Başlangıç > Tarih > Hasan Sabbah ve Haşhaşiler

Hasan Sabbah ve Haşhaşiler

Hasan Sabbah’ın (1032-1124) kurduğu Alamut Devleti, 167 yıl hüküm sürmüştü. Alamut, Pamir’den güneydoğu Akdeniz kıyılarına ve Filistin’e kadar uzanan geniş Ortadoğu coğrafyası içinde, 300’e ulaştığı bilinen Baş Dai’lerin yönetiminde ortaklaşa çalışarak, aynı kazandan yenilen, özel mülkiyetin olmadığı kale yerleşim birimleri “Darül Hicar”lardan (Göçmenevleri, Göçmenler yurdu) oluşan bir devletti.
Hasan Sabbah, düşmanlarının iddia ettiği gibi kale devletinde, ne katiller (assasins) ve suikastçılar yetiştirmiş ne de uyuşturucu cenneti yaratmıştı. Hasan Sabbah esasen tarihi belgelerde savaştan kaçınan bir kişilik olarak karşımıza çıkmaktadır. Fakat düşmanlarının (Sünnî Bağdat Halifeleri, Selçuklu Sultanları, Haçlılar, Moğollar) sayıca üstün oluşları, onu Alamut’ta savunma amaçlı bir gerilla yaratma fikrine götürmüştür. Hasan Sabbah’ın seçkin savaşçılarından oluşan bir silahlı birlik (Fedain) yetiştirdiği anlaşılıyor.

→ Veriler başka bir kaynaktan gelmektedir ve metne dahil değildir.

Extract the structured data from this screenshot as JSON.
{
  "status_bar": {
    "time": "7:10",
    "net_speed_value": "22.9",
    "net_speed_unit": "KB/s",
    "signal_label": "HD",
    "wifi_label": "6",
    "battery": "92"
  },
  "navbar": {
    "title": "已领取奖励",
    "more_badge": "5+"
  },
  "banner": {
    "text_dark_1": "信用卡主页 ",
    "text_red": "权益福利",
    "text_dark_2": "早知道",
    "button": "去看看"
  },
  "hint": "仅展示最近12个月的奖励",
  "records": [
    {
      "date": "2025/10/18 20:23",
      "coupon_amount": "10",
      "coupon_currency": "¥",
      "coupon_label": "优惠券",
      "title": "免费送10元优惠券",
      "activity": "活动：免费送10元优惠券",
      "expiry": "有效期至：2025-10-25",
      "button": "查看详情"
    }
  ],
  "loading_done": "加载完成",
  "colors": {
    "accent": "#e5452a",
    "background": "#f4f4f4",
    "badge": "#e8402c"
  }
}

Bu kez derviş kılığındaydı fedailer. Musul Ulucamii’nde kimsenin kuşkusunu uyandırmadan, bir köşede cuma namazını kılıyorlardı. Musul ve Halep’in Türk Emiri El Porsuki de namaz kılanlar arasındaydı. Etrafı tepeden tırnağa silahlı adamlarla çevriliydi. Ne bir kılıcın, ne de bıçağın delebileceği örme bir zırh giyiyordu. Ama bunlar işe yaramadı. Derviş kılığındaki fedailer, zehirli bir bıçak ile emirin boğazını kestiler. İsteseler camideki panikten yararlanıp kaçabilirlerdi ama buna yeltenmediler bile. Sanki namazdan kalkmış gibi sakin, mutlu ve sevinç içinde ölümü karşıladılar. Emirin muhafızları onları oracıkta parçaladı.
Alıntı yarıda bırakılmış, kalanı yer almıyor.